Technology and Social Justice

           Panel Discussion  --------   Technology and Social Justice   --------  Panel Discussion        

                                               Facial Recognition Technology 

                 A flawed technology  whose outputs are used by Police with devastating results

 This is the first of a four-part series of panel discussions on how Technology impacts Social Justice This virtual hour-long discussion will explore Facial Recognition Technology and Law Enforcement's use of the flawed data it provides.  


                                              Deborah Raji, AI Now and  Rachel Murphy, ACLU

More detail about the topic - including links to articles and to a video - are below.  We will discuss the situation as it exists today and what can be done to remove bias from these systems.

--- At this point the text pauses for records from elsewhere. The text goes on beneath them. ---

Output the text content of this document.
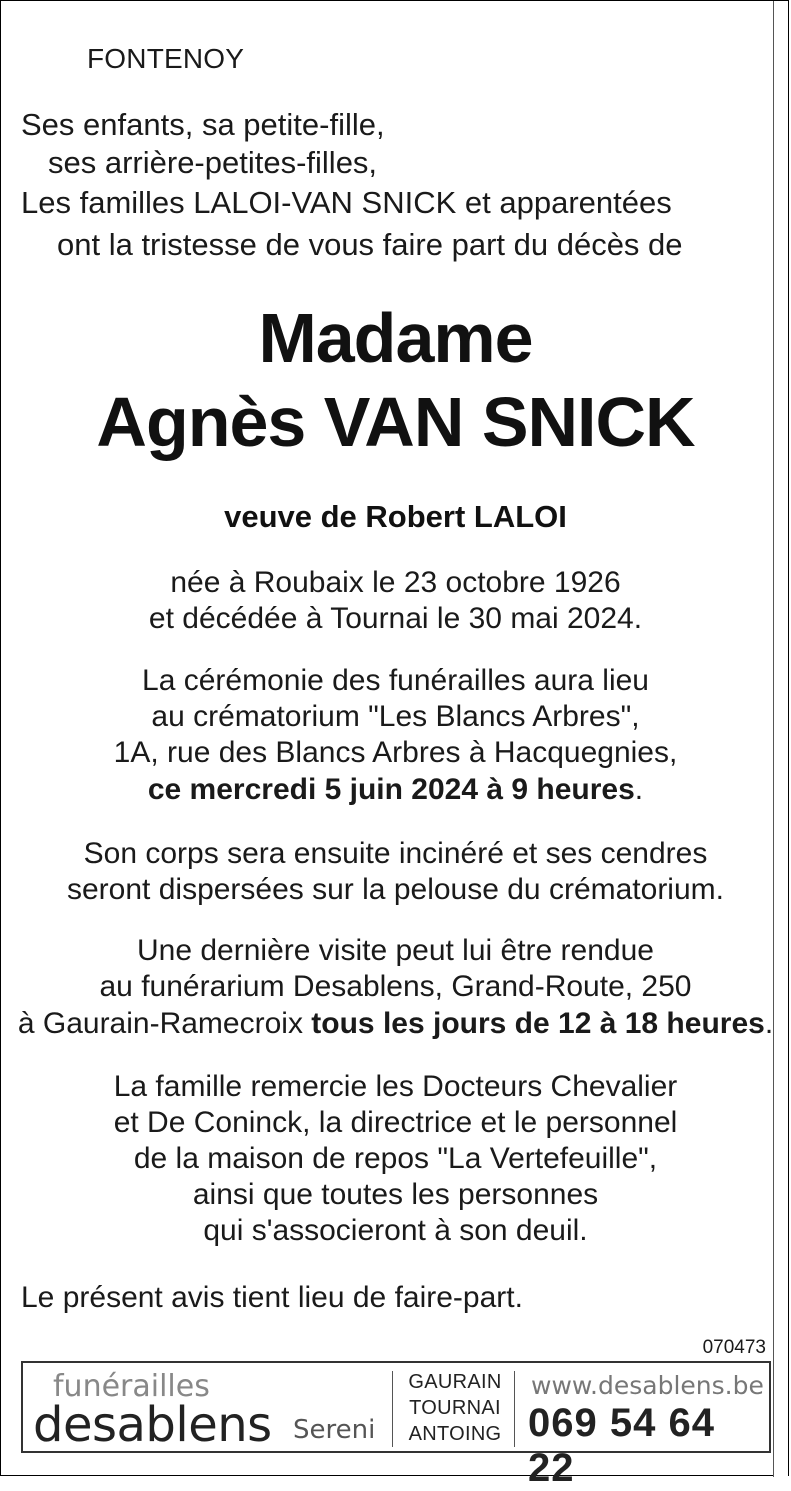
FONTENOY
Ses enfants, sa petite-fille,
ses arrière-petites-filles,
Les familles LALOI-VAN SNICK et apparentées
ont la tristesse de vous faire part du décès de
Madame
Agnès VAN SNICK
veuve de Robert LALOI
née à Roubaix le 23 octobre 1926
et décédée à Tournai le 30 mai 2024.
La cérémonie des funérailles aura lieu
au crématorium "Les Blancs Arbres",
1A, rue des Blancs Arbres à Hacquegnies,
ce mercredi 5 juin 2024 à 9 heures.
Son corps sera ensuite incinéré et ses cendres
seront dispersées sur la pelouse du crématorium.
Une dernière visite peut lui être rendue
au funérarium Desablens, Grand-Route, 250
à Gaurain-Ramecroix tous les jours de 12 à 18 heures.
La famille remercie les Docteurs Chevalier
et De Coninck, la directrice et le personnel
de la maison de repos "La Vertefeuille",
ainsi que toutes les personnes
qui s'associeront à son deuil.
Le présent avis tient lieu de faire-part.
070473
funérailles
desablens Sereni
GAURAIN
TOURNAI
ANTOING
www.desablens.be
069 54 64 22
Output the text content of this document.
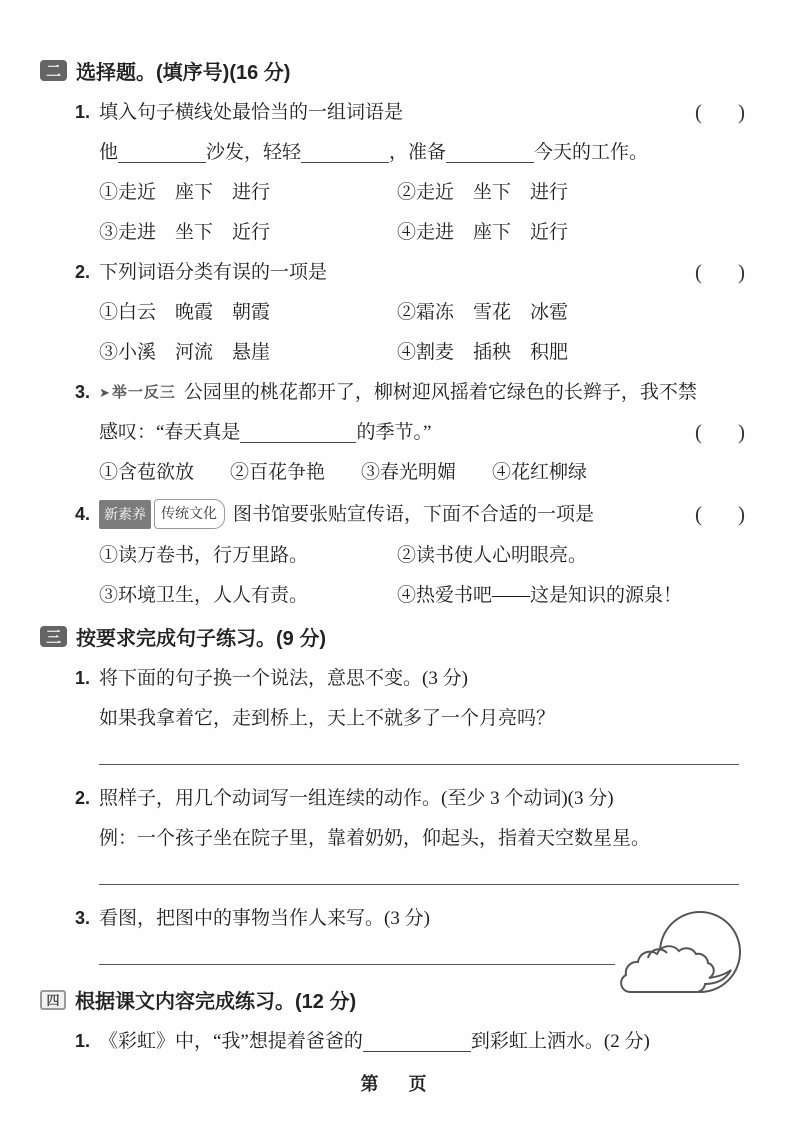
二 选择题。(填序号)(16 分)
1. 填入句子横线处最恰当的一组词语是	( )
他	沙发，轻轻	，准备	今天的工作。
①走近　座下　进行	②走近　坐下　进行
③走进　坐下　近行	④走进　座下　近行
2. 下列词语分类有误的一项是	( )
①白云　晚霞　朝霞	②霜冻　雪花　冰雹
③小溪　河流　悬崖	④割麦　插秧　积肥
3. ➤ 举一反三 公园里的桃花都开了，柳树迎风摇着它绿色的长辫子，我不禁
感叹：“春天真是	的季节。”	( )
①含苞欲放 ②百花争艳 ③春光明媚 ④花红柳绿
4. 新素养	传统文化 图书馆要张贴宣传语，下面不合适的一项是	( )
①读万卷书，行万里路。	②读书使人心明眼亮。
③环境卫生，人人有责。	④热爱书吧——这是知识的源泉！
三 按要求完成句子练习。(9 分)
1. 将下面的句子换一个说法，意思不变。(3 分)
如果我拿着它，走到桥上，天上不就多了一个月亮吗？
2. 照样子，用几个动词写一组连续的动作。(至少 3 个动词)(3 分)
例：一个孩子坐在院子里，靠着奶奶，仰起头，指着天空数星星。
3. 看图，把图中的事物当作人来写。(3 分)
四 根据课文内容完成练习。(12 分)
1. 《彩虹》中，“我”想提着爸爸的	到彩虹上洒水。(2 分)
第　页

Please register for this free online event and join us on September 11 for this most interesting and timely discussion.  

                                                        More Information and Links


Facial recognition technology has come under fire for racial bias due to inaccurate facial matches, particularly when it comes to the faces of people of color. Facial recognition systems tend to exhibit the same prejudices and misperceptions held by their human programmers.
The systems falsely identified African-American and Asian faces 10 times to 100 times more than Caucasian faces, said the National Institute of Standards and Technology. Among a database of photos used by law enforcement agencies in the United States, the highest error rates came in identifying Native Americans, the study found.

While the Chicago Police Department dropped usage of facial recognition software, many states have not followed. This is concerning for people of color. Three commercially released facial-analysis programs from major technology companies demonstrate both skin-type and gender biases, according to researchers from MIT and Stanford University.  Despite claims of an accuracy rate of more than 97 percent, the three programs’ error rates in determining the gender of light-skinned men were never worse than 0.8 percent. For darker-skinned women, however, the error rates ballooned — to more than 20 percent in one case and more than 34 percent in the other two. The discrepancy is explained by examining the data set used to assess its performance-it was more than 77 percent male and more than 83 percent white.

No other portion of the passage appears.